3. Blacklist. High bounce rates have seen frequently, and it gets the sender’s IP address land on blacklists maintained by ISPs and anti-spam organizations.
4. Account Suspend. Each email service providers have their strict policy as to relates to bounce rates. They will reject the user’s email account if the email marketing campaign sent by the user generates a complaint rate, which is beyond the ESP’s allowed limit.
The email service provider does this because high bounce rates can land sending their IPs on blacklists, and likely affect other users of their service.
5. Money Lost. Email service providers charge you for each email you are sending.

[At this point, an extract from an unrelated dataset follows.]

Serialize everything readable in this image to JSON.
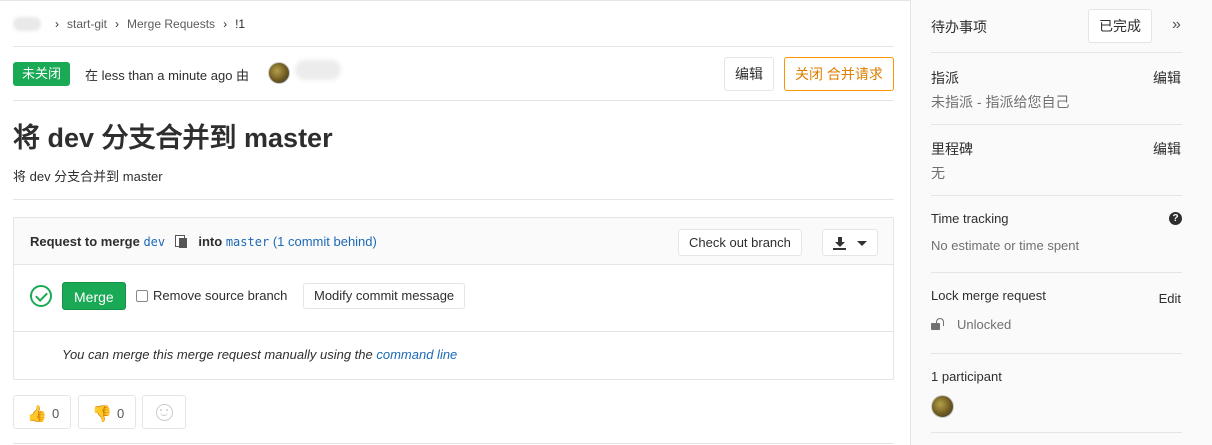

Invalid email addresses increase the cost of your email marketing campaigns without any return on investment(ROI).
To overcome this before sending emails, you need to verify your email list through the Email Verification Service, which helps you to remove invalid email addresses.
By doing this, you can realize that you can’t ignore bounce emails and should address them after every email marketing campaign.
So, what’s the bottom line?
High bounce rates spoil your sender reputation, email deliverability, and put account with the email service provider at high risk of being close.
For that, you need to make sure that you have a process of removing complaining recipients and whose email addresses have bounced from your subscriber list.
Author Bio:
Brenda R Brenda R. is Digital Marketing Executive at MyEmailVerifier. She is an expert in Content Writing, Inbound marketing, and lead generation. Brenda’s passion for learning about people led her to a career in marketing and social media, with an emphasis on her content creation. To see more posts, you can check out MyEmailVerifier Blog.